We’ve covered all the base types, but there is one language feature left to go over: Typerefs
Typerefs do not exist in Avro, they are added by Pegasus.
Here’s a basic typeref. It just defines an alias to the long type called “Timestamp”.
This is just the most lightweight possible alias to an existing type. It really doesn’t do anything other than introduce a new name for the referenced type. In Scala and JSON, a “Timestamp” is handled exactly like a long is.
We will rarely if ever use basic typerefs just to provide lightweight aliases.
While basic typerefs are not all that useful. Pegasus use of typerefs to activate other, more powerful features, that are missing from Avro.
Remember how we defined all unions, maps and arrays as inline types inside some other type? This is because Avro does not support defining union, maps or arrays as top level type.
Typerefs allow us to ge around this.
We can define a new typeref, and set the “ref” type to as a union.
Courier will then generate a top level class for the union.
We can do the same thing for maps or arrays if we want.
This is the most powerful feature that typrefs enable.
With a typeref we can bind a pegasus type to any Scala class we want. When we do this, Courier will not generate a class, but instead will use the existing class the we specify.
In order for this to work, we must define a separate “coercer” class that converts the pegasus type (a string here) into the scala class.
We expect custom type bindings to be used heavily for core types like as CourseId and UUID.
For arity-1 case classes we plan add a feature to Courier to automatically handle the coercion, so a coercerClass will not need to be defined for simple “AnyVal” type case classes.
In addition to the schema language, pegasus provides a well engineered Java implementation that we can take advantage of.
One feature that we get “out-of-the-gate” is schema based data validation as well as the ability to write custom validators.
We also get Java and Scala code generators.
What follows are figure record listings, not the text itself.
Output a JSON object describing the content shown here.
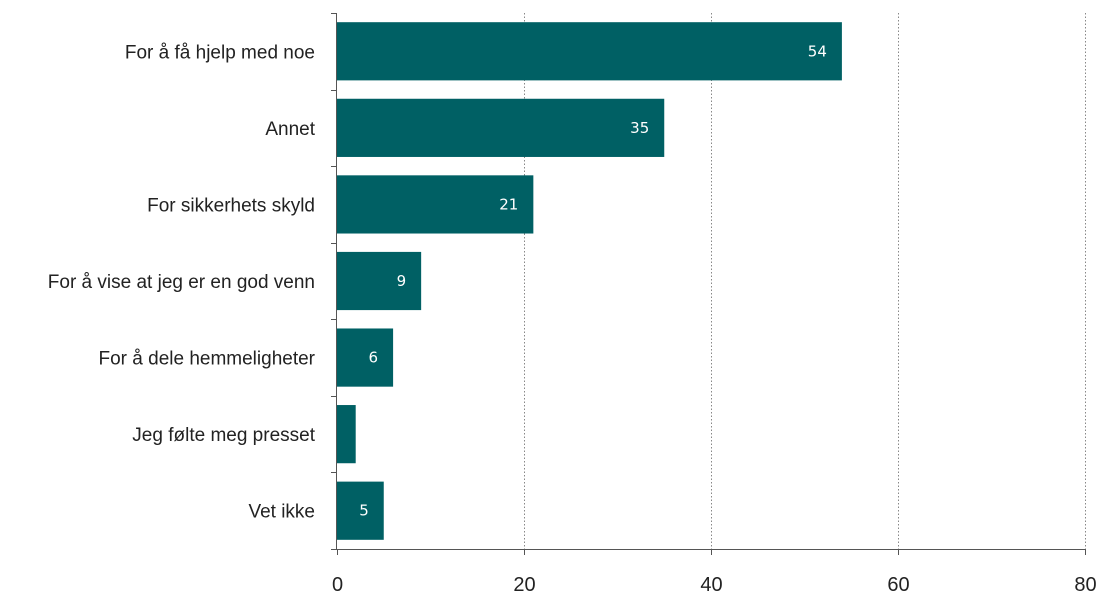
{
  "chart_data": {
    "type": "bar",
    "orientation": "horizontal",
    "title": "",
    "xlabel": "",
    "ylabel": "",
    "categories": [
      "For å få hjelp med noe",
      "Annet",
      "For sikkerhets skyld",
      "For å vise at jeg er en god venn",
      "For å dele hemmeligheter",
      "Jeg følte meg presset",
      "Vet ikke"
    ],
    "values": [
      54,
      35,
      21,
      9,
      6,
      2,
      5
    ],
    "data_labels": [
      "54",
      "35",
      "21",
      "9",
      "6",
      "",
      "5"
    ],
    "xlim": [
      0,
      80
    ],
    "x_ticks": [
      0,
      20,
      40,
      60,
      80
    ],
    "x_tick_labels": [
      "0",
      "20",
      "40",
      "60",
      "80"
    ],
    "grid": "vertical dotted",
    "legend": "none",
    "bar_color": "#006064",
    "label_color": "#ffffff"
  }
}
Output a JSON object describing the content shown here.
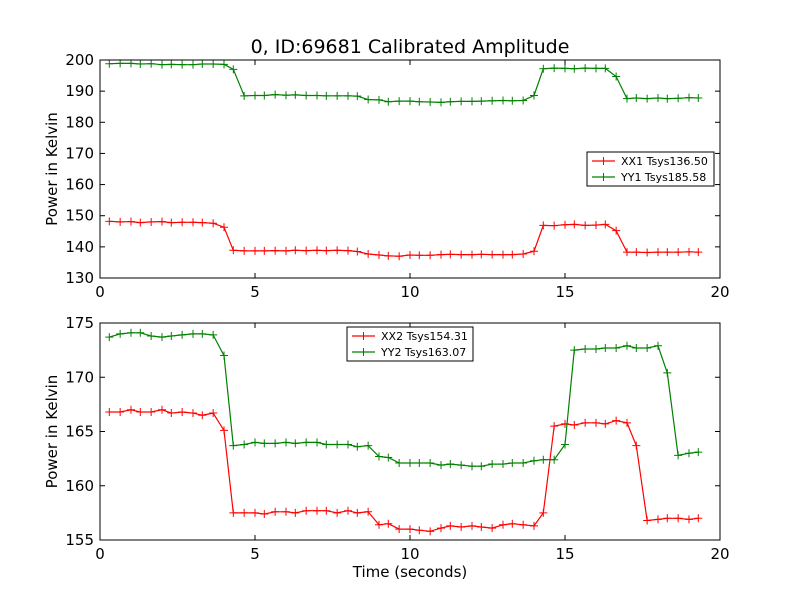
{
  "title": "0, ID:69681 Calibrated Amplitude",
  "xlabel": "Time (seconds)",
  "colors": {
    "red": "#ff0000",
    "green": "#008000"
  },
  "chart_data": [
    {
      "type": "line",
      "title": "0, ID:69681 Calibrated Amplitude",
      "xlabel": "",
      "ylabel": "Power in Kelvin",
      "xlim": [
        0,
        20
      ],
      "ylim": [
        130,
        200
      ],
      "xticks": [
        0,
        5,
        10,
        15,
        20
      ],
      "yticks": [
        130,
        140,
        150,
        160,
        170,
        180,
        190,
        200
      ],
      "legend": "right",
      "grid": false,
      "x": [
        0.3,
        0.65,
        1.0,
        1.3,
        1.65,
        2.0,
        2.3,
        2.65,
        3.0,
        3.3,
        3.65,
        4.0,
        4.3,
        4.65,
        5.0,
        5.3,
        5.65,
        6.0,
        6.3,
        6.65,
        7.0,
        7.3,
        7.65,
        8.0,
        8.3,
        8.65,
        9.0,
        9.3,
        9.65,
        10.0,
        10.3,
        10.65,
        11.0,
        11.3,
        11.65,
        12.0,
        12.3,
        12.65,
        13.0,
        13.3,
        13.65,
        14.0,
        14.3,
        14.65,
        15.0,
        15.3,
        15.65,
        16.0,
        16.3,
        16.65,
        17.0,
        17.3,
        17.65,
        18.0,
        18.3,
        18.65,
        19.0,
        19.3
      ],
      "series": [
        {
          "name": "XX1 Tsys136.50",
          "color": "#ff0000",
          "values": [
            148.2,
            148.0,
            148.1,
            147.8,
            148.0,
            148.1,
            147.8,
            147.9,
            147.9,
            147.8,
            147.6,
            146.3,
            138.9,
            138.7,
            138.7,
            138.7,
            138.8,
            138.7,
            138.9,
            138.8,
            138.9,
            138.8,
            138.9,
            138.8,
            138.5,
            137.7,
            137.4,
            137.1,
            137.0,
            137.4,
            137.3,
            137.3,
            137.5,
            137.6,
            137.5,
            137.5,
            137.6,
            137.5,
            137.5,
            137.5,
            137.7,
            138.6,
            146.9,
            146.8,
            147.1,
            147.2,
            146.9,
            147.0,
            147.2,
            145.2,
            138.3,
            138.3,
            138.2,
            138.3,
            138.3,
            138.3,
            138.4,
            138.3
          ]
        },
        {
          "name": "YY1 Tsys185.58",
          "color": "#008000",
          "values": [
            198.8,
            198.9,
            198.9,
            198.7,
            198.8,
            198.5,
            198.6,
            198.5,
            198.5,
            198.7,
            198.7,
            198.6,
            197.0,
            188.5,
            188.6,
            188.6,
            188.9,
            188.7,
            188.8,
            188.6,
            188.6,
            188.5,
            188.5,
            188.5,
            188.4,
            187.3,
            187.2,
            186.6,
            186.8,
            186.8,
            186.6,
            186.5,
            186.4,
            186.6,
            186.7,
            186.7,
            186.8,
            186.9,
            187.0,
            186.9,
            187.0,
            188.6,
            197.2,
            197.4,
            197.3,
            197.2,
            197.4,
            197.3,
            197.3,
            194.7,
            187.6,
            187.8,
            187.6,
            187.8,
            187.6,
            187.7,
            187.9,
            187.8
          ]
        }
      ]
    },
    {
      "type": "line",
      "title": "",
      "xlabel": "Time (seconds)",
      "ylabel": "Power in Kelvin",
      "xlim": [
        0,
        20
      ],
      "ylim": [
        155,
        175
      ],
      "xticks": [
        0,
        5,
        10,
        15,
        20
      ],
      "yticks": [
        155,
        160,
        165,
        170,
        175
      ],
      "legend": "top-center",
      "grid": false,
      "x": [
        0.3,
        0.65,
        1.0,
        1.3,
        1.65,
        2.0,
        2.3,
        2.65,
        3.0,
        3.3,
        3.65,
        4.0,
        4.3,
        4.65,
        5.0,
        5.3,
        5.65,
        6.0,
        6.3,
        6.65,
        7.0,
        7.3,
        7.65,
        8.0,
        8.3,
        8.65,
        9.0,
        9.3,
        9.65,
        10.0,
        10.3,
        10.65,
        11.0,
        11.3,
        11.65,
        12.0,
        12.3,
        12.65,
        13.0,
        13.3,
        13.65,
        14.0,
        14.3,
        14.65,
        15.0,
        15.3,
        15.65,
        16.0,
        16.3,
        16.65,
        17.0,
        17.3,
        17.65,
        18.0,
        18.3,
        18.65,
        19.0,
        19.3
      ],
      "series": [
        {
          "name": "XX2 Tsys154.31",
          "color": "#ff0000",
          "values": [
            166.8,
            166.8,
            167.0,
            166.8,
            166.8,
            167.0,
            166.7,
            166.8,
            166.7,
            166.5,
            166.7,
            165.1,
            157.5,
            157.5,
            157.5,
            157.4,
            157.6,
            157.6,
            157.5,
            157.7,
            157.7,
            157.7,
            157.5,
            157.7,
            157.5,
            157.6,
            156.4,
            156.5,
            156.0,
            156.0,
            155.9,
            155.8,
            156.1,
            156.3,
            156.2,
            156.3,
            156.2,
            156.1,
            156.4,
            156.5,
            156.4,
            156.3,
            157.5,
            165.5,
            165.7,
            165.6,
            165.8,
            165.8,
            165.7,
            166.0,
            165.8,
            163.7,
            156.8,
            156.9,
            157.0,
            157.0,
            156.9,
            157.0
          ]
        },
        {
          "name": "YY2 Tsys163.07",
          "color": "#008000",
          "values": [
            173.7,
            174.0,
            174.1,
            174.1,
            173.8,
            173.7,
            173.8,
            173.9,
            174.0,
            174.0,
            173.9,
            172.0,
            163.7,
            163.8,
            164.0,
            163.9,
            163.9,
            164.0,
            163.9,
            164.0,
            164.0,
            163.8,
            163.8,
            163.8,
            163.6,
            163.7,
            162.7,
            162.6,
            162.1,
            162.1,
            162.1,
            162.1,
            161.9,
            162.0,
            161.9,
            161.8,
            161.8,
            162.0,
            162.0,
            162.1,
            162.1,
            162.3,
            162.4,
            162.4,
            163.8,
            172.5,
            172.6,
            172.6,
            172.7,
            172.7,
            172.9,
            172.7,
            172.7,
            172.9,
            170.4,
            162.8,
            163.0,
            163.1
          ]
        }
      ]
    }
  ]
}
Any Android developers might be interested to know that the Java generator is available via a gradle plugin.
Linkedin is working on code generators for Swift and planning to write a specialized code generator specifically for Android. I checked with LinkedIn a few weeks ago and at the time they were not willing to give me a firm date when these will be available. I was told that the Swift generator was basically “code complete” they were still working with the mobile team to improve the generated code to address some specific concerns I’m happy to let them flesh this stuff and get something polished when it’s ready! I will continue to check in with the rest.li team to make sure this is progressing.
As I mentioned earlier, pegasus supports a multiple message formats. It calls these codecs.
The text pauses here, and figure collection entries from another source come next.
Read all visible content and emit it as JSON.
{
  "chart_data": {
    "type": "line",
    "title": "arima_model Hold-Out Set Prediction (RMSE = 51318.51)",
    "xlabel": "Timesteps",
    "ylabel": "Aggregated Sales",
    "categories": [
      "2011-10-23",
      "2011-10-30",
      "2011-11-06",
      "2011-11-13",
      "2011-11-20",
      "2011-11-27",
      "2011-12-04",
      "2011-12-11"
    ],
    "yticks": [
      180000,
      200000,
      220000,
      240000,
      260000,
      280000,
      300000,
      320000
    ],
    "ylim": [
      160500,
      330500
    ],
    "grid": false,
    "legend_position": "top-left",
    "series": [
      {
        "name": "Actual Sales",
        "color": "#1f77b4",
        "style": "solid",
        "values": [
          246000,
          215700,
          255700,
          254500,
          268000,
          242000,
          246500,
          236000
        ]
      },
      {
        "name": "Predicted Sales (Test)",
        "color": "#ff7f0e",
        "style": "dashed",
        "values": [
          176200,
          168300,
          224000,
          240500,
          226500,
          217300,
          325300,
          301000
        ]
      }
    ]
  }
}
PSON is a binary format that is a bit more compact than JSON and is much cheaper, computationally to serialize/deserialize. We don’t have any immediate plans to use PSON, but have considered using it instead of JSON at the storage layer, and could turn it on between high traffic services to reduce CPU is it becomes as bottleneck..
Compatibility with Avro may have a number of advantages as it is a particularly compact binary protocol. Again, we don’t have any immediate plans to use Avro, but could potentially use it at the storage layer.
Courier adds two custom codecs for string keys that I’ll discuss in more detail later.
At LinkedIn, pegasus is the primary system for inter-service communication. It’s battle tested and performance tested. A huge amount of engineering effort has gone into productionalizing this code and performance optimizing it.
Okay, so how does Courier integrate with SBT?
Courier has been a part of “models” project in infra-services for over a month.
The code generator runs before the compile task. You don’t need to change your development workflow. Courier will automatically generate classes as needed.
If you make a change to a .pdsc, just run `compile`. If you want, you can run SBT `~compile`, which will watch for changes to .pdsc files and run courier automatically.
Courier emits contextual error messages like the one shown here if there are any errors in schemas.
The Courier plugin is integrated with Play!
Error messages, like the missing closing quote on line 7 here, will appear in the browser when using Play!